Additionally, here are some catch-all scripts that tell the truth without inviting further discussion:
- “I’m not sure there is an explanation that will satisfy everyone, but I know ending the friendship was the right thing for me to do.”
- “I know you want to help, but the way to help is to leave this whole question alone.”
- “I know the story is that I snapped ‘over nothing’ all of a sudden, but I’d been unhappy living there for a long time, and I’m not sure ‘talking through it reasonably like adults’ or whatever would have made anything better than it turned out. Anyway, it’s over, and I’m better off than I was before I moved out, so I’m going to keep going with that.”
- “I value my friendship with you very much, but ‘all of us being together again like before’ just isn’t a goal I have. I prefer to keep my distance from [Former Roommates]. Can you hang with that?”
- “Can you and I hang out without having to talk about [Former Roommates]? I want to put it all behind me, not relive it all the time.”
- “You’re kind to offer, but I’m pretty set on keeping my distance from [Former Roommates]. If I ever change my mind, trust that I’ll handle it myself or ask for help outright.”
- “I’m afraid that we were incompatible enough as roommates that there’s no friendship left to fix. Please, let this go!”
- “I appreciate you telling me, but I really need this topic to die. Former Roommates and I are not friends anymore, and I don’t want to try the question of the time our living situation completely unraveled in Friendship Court. Can I trust you to accept that and let me move on?”
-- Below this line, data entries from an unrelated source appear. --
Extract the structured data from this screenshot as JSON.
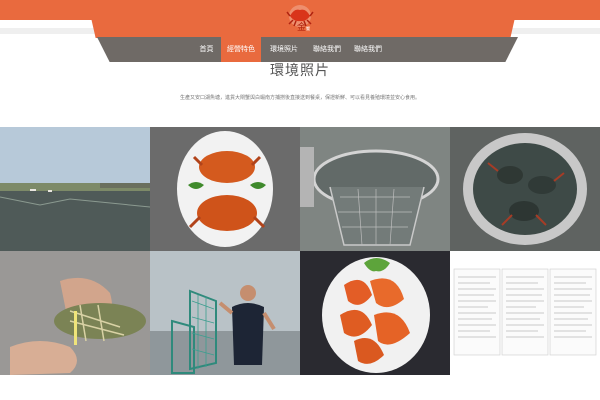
{
  "header": {
    "logo": "crab-logo",
    "brand_color": "#e96a3e",
    "nav_color": "#6f6a66"
  },
  "nav": {
    "items": [
      {
        "label": "首頁",
        "active": false
      },
      {
        "label": "經營特色",
        "active": true
      },
      {
        "label": "環境照片",
        "active": false
      },
      {
        "label": "聯絡我們",
        "active": false
      },
      {
        "label": "聯絡我們",
        "active": false
      }
    ]
  },
  "main": {
    "title": "環境照片",
    "intro": "生產又安口湖魚塘，進貨大閘蟹與白蝦南方捕撈後直接送到餐桌，保證新鮮、可以看見養殖環境並安心食用。"
  },
  "gallery": [
    {
      "name": "fish-pond-photo"
    },
    {
      "name": "steamed-crab-dish-photo"
    },
    {
      "name": "crab-trap-basket-photo"
    },
    {
      "name": "crabs-in-basin-photo"
    },
    {
      "name": "tied-crab-hands-photo"
    },
    {
      "name": "man-with-crab-nets-photo"
    },
    {
      "name": "grilled-shrimp-plate-photo"
    },
    {
      "name": "inspection-reports-photo"
    }
  ]
}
Since this is an emotionally fraught topic, it probably wouldn’t hurt to practice different scripts (and adapt them into your own words) with your therapist and/or a trusted friend before you try them in the field. I also want to leave you with three possible goals or questions to mull over:
A) What would it mean to cultivate friendships with people who know your former roommates in a way that is not about The Whole Group Being Together? Which of these friendships do you truly want to keep? Is “doesn’t keep bugging me about this” a good selection tool for who can hang with you for the long-term without trying to drag you into the past?
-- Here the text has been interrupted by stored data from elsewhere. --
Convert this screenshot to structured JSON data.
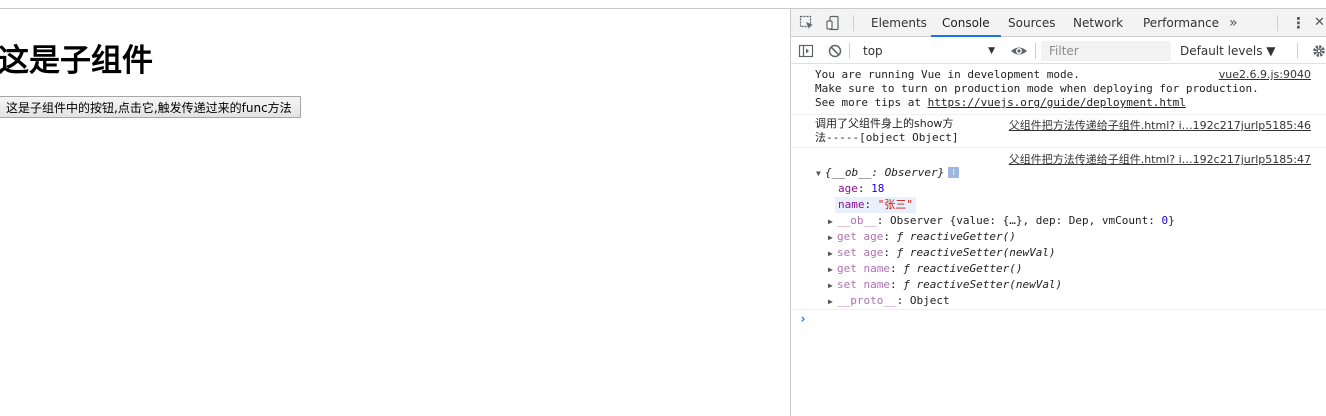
{
  "page": {
    "heading": "这是子组件",
    "child_button_label": "这是子组件中的按钮,点击它,触发传递过来的func方法"
  },
  "devtools": {
    "tabs": [
      {
        "label": "Elements"
      },
      {
        "label": "Console"
      },
      {
        "label": "Sources"
      },
      {
        "label": "Network"
      },
      {
        "label": "Performance"
      }
    ],
    "more_tabs_glyph": "»",
    "kebab_glyph": "⋮",
    "close_glyph": "✕",
    "context_select": "top",
    "filter_placeholder": "Filter",
    "levels_label": "Default levels ▼",
    "active_tab": "Console",
    "accent_color": "#1a73e8"
  },
  "console": {
    "vue_message": {
      "line1": "You are running Vue in development mode.",
      "line2": "Make sure to turn on production mode when deploying for production.",
      "line3_prefix": "See more tips at ",
      "line3_url": "https://vuejs.org/guide/deployment.html",
      "source": "vue2.6.9.js:9040"
    },
    "show_message": {
      "line1": "调用了父组件身上的show方",
      "line2": "法-----[object Object]",
      "source": "父组件把方法传递给子组件.html? i…192c217jurlp5185:46"
    },
    "object_message": {
      "source": "父组件把方法传递给子组件.html? i…192c217jurlp5185:47",
      "summary": "{__ob__: Observer}",
      "info_badge": "i",
      "props": [
        {
          "key": "age",
          "value": "18",
          "kind": "number"
        },
        {
          "key": "name",
          "value": "\"张三\"",
          "kind": "string"
        }
      ],
      "ob_key": "__ob__",
      "ob_value_prefix": "Observer {value: {…}, dep: Dep, vmCount: ",
      "ob_value_count": "0",
      "ob_value_suffix": "}",
      "accessors": [
        {
          "key": "get age",
          "fn": "reactiveGetter()"
        },
        {
          "key": "set age",
          "fn": "reactiveSetter(newVal)"
        },
        {
          "key": "get name",
          "fn": "reactiveGetter()"
        },
        {
          "key": "set name",
          "fn": "reactiveSetter(newVal)"
        }
      ],
      "proto_key": "__proto__",
      "proto_value": "Object"
    },
    "prompt_glyph": "›"
  }
}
B) Imagine yourself seeing your former roommates in the grocery store. Is there something you, they, or anybody could say that would allow you to just nod “hey” at them, no panic attack, and get on with the rest of your day? Can you imagine a future where they are relegated to “vaguely irritating background noise”?
C) What is the potential upside–or downside–of completely leveling with these dedicated Middle Children of your former social group about how very bad it was and getting as visibly upset as you actually feel? “I realize that the story is that I’m The Toxic One who blew up over ‘nothing,’ but honestly, living with them was a nightmare for me from beginning to end, and the last straw was them telling me outright I had ‘a toxic personality.’ My exit may have been less than graceful, but that doesn’t mean it wasn’t final, or, it would be, if everyone else would let me move on in peace. Does that clear things up? Great. Now DROP. IT. and TELL. EVERYONE.”
I don’t like losing my temper, and I always feel ashamed when I do, but neither of us owes the world a facade of perfect calm. I’d argue that losing your temper amid constant needling, criticism, correction, and lies in an escalating conflict zone doesn’t mean you were wrong about leaving or why it needed to happen. Whether or not you ever say something like that, getting some clarity about who your avoidance of these people and this topic is meant to protect might help you put some of this to rest for yourself.